Kip Wiley – Local photographer looks for what’s different

Out cycling on the Dusty Beaver trail on Mt. Macpherson one day last summer, I came across Kip Wiley crouched in the forest, his bicycle laying to the side of the trail and his camera in hand.

He wouldn’t tell me what he was taking a picture of at the time but recently he came forward with what he was doing – taking photos for a possible future show on the remnants of old cedar trees.

“It’s an upcoming project on relationships and it’s going to be photographed in 3D and infrared,” he said coyly during an interview at the Modern Bakeshop & Cafe.

That exhibit is still a way in the future. When we sat down together, he was getting ready to open up a new exhibit of architecture photos at the Modern.

“These are not broad shots of buildings. Generally they can be isolated elements or thing that wouldn’t make you think right away about architecture,” he said. “I hope, when you get done looking at them, will change the way you look at architecture.”

One of the most recognizable aspects of Wiley’s photography is his use of post-production techniques. One of the first pictures I saw of his had an infrared version of an image of a tree merged with a black and white version of the same picture to create a bleak photograph.

“I have been compositing more and more,” he said, pausing briefly. “Because it works. It accomplishes the goal I’m after with the image.”

That goal, he said, is to create photos that are more than just beautiful pictures, but to try to create a dialogue with the viewer.

“I realized the images that I really like were ones that drew you and started a dialogue in your head, got you thinking and got you engaged,” he said.

His other goal is to compose images that are “different” than normal, pointing to a haunting photo showing a skier with a raven flying overhead.

“You don’t see ski photography like that. The raven adds a total dimension and the fog in the background adds something very different than just your guy airing off a cliff in a ski magazine shot. That’s what I’m looking for in my images – something different.”

Wiley takes a lot of photos in infrared. His latest discovery is 3D photography, which works by creating left-eye and right-eye versions of a photo and having people look at it through a special viewfinder.
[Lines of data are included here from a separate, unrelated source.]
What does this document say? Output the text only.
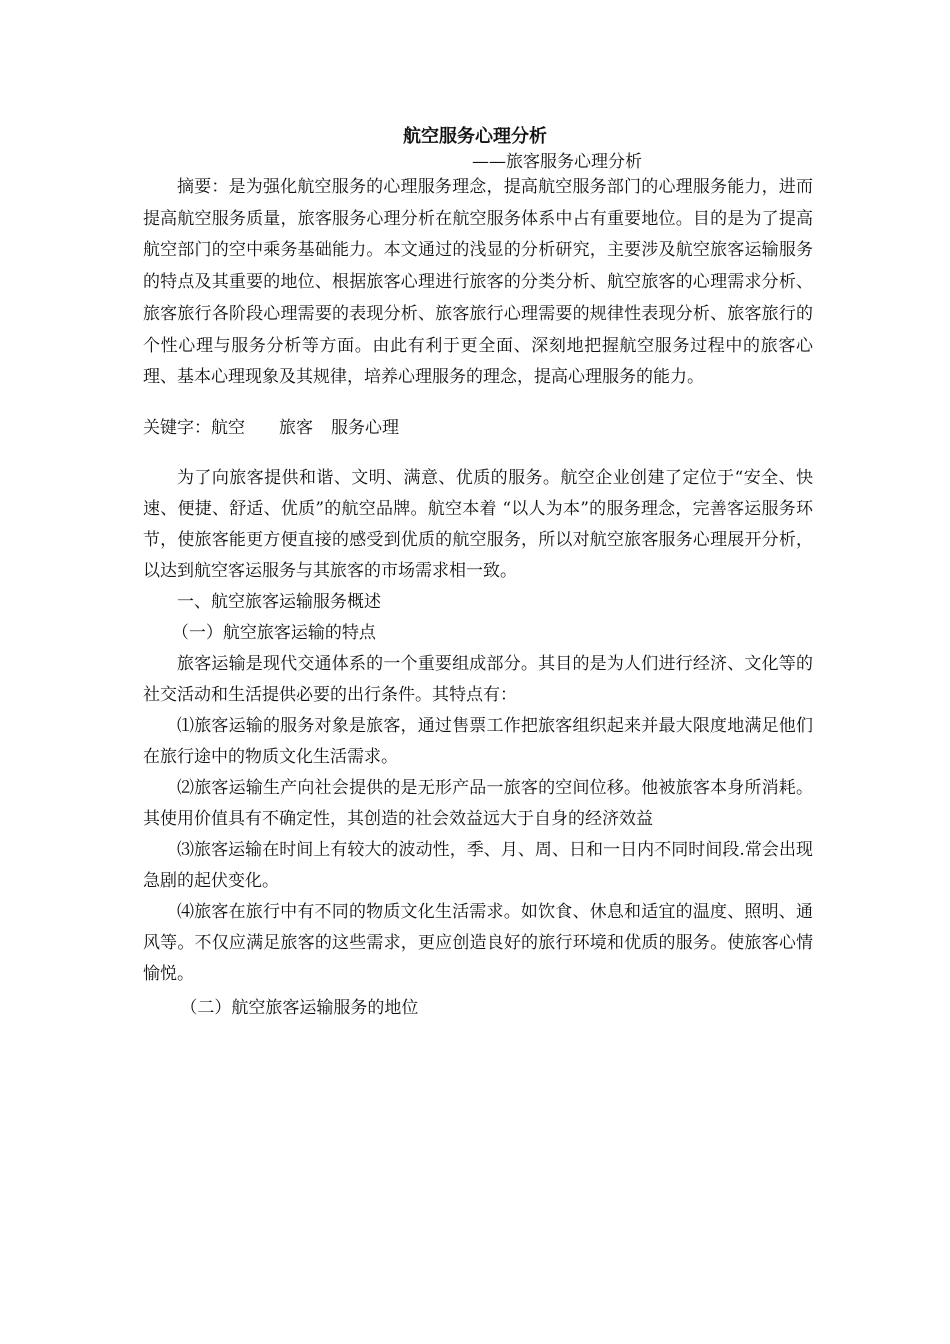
航空服务心理分析
——旅客服务心理分析

摘要：是为强化航空服务的心理服务理念，提高航空服务部门的心理服务能力，进而提高航空服务质量，旅客服务心理分析在航空服务体系中占有重要地位。目的是为了提高航空部门的空中乘务基础能力。本文通过的浅显的分析研究，主要涉及航空旅客运输服务的特点及其重要的地位、根据旅客心理进行旅客的分类分析、航空旅客的心理需求分析、旅客旅行各阶段心理需要的表现分析、旅客旅行心理需要的规律性表现分析、旅客旅行的个性心理与服务分析等方面。由此有利于更全面、深刻地把握航空服务过程中的旅客心理、基本心理现象及其规律，培养心理服务的理念，提高心理服务的能力。

关键字：航空 旅客 服务心理

为了向旅客提供和谐、文明、满意、优质的服务。航空企业创建了定位于“安全、快速、便捷、舒适、优质”的航空品牌。航空本着 “以人为本”的服务理念，完善客运服务环节，使旅客能更方便直接的感受到优质的航空服务，所以对航空旅客服务心理展开分析，以达到航空客运服务与其旅客的市场需求相一致。

一、航空旅客运输服务概述

（一）航空旅客运输的特点

旅客运输是现代交通体系的一个重要组成部分。其目的是为人们进行经济、文化等的社交活动和生活提供必要的出行条件。其特点有：

⑴旅客运输的服务对象是旅客，通过售票工作把旅客组织起来并最大限度地满足他们在旅行途中的物质文化生活需求。

⑵旅客运输生产向社会提供的是无形产品一旅客的空间位移。他被旅客本身所消耗。其使用价值具有不确定性，其创造的社会效益远大于自身的经济效益

⑶旅客运输在时间上有较大的波动性，季、月、周、日和一日内不同时间段.常会出现急剧的起伏变化。

⑷旅客在旅行中有不同的物质文化生活需求。如饮食、休息和适宜的温度、照明、通风等。不仅应满足旅客的这些需求，更应创造良好的旅行环境和优质的服务。使旅客心情愉悦。

（二）航空旅客运输服务的地位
This is a busy time for Wiley. In addition to his exhibit at the Modern that runs throughout the Spring, he also has a picture in April’s Doorway exhibit  and May’s The Human Face of Revelstoke show, both at the Revelstoke Visual Arts Centre. On top of that, one of his pictures is part of an exhibit being displayed at Canadian embassies across Europe. He also won a scholarship to the Toni Onley Artists Project for professional and emerging artists. He’ll be one of the only photographers in the eight day course.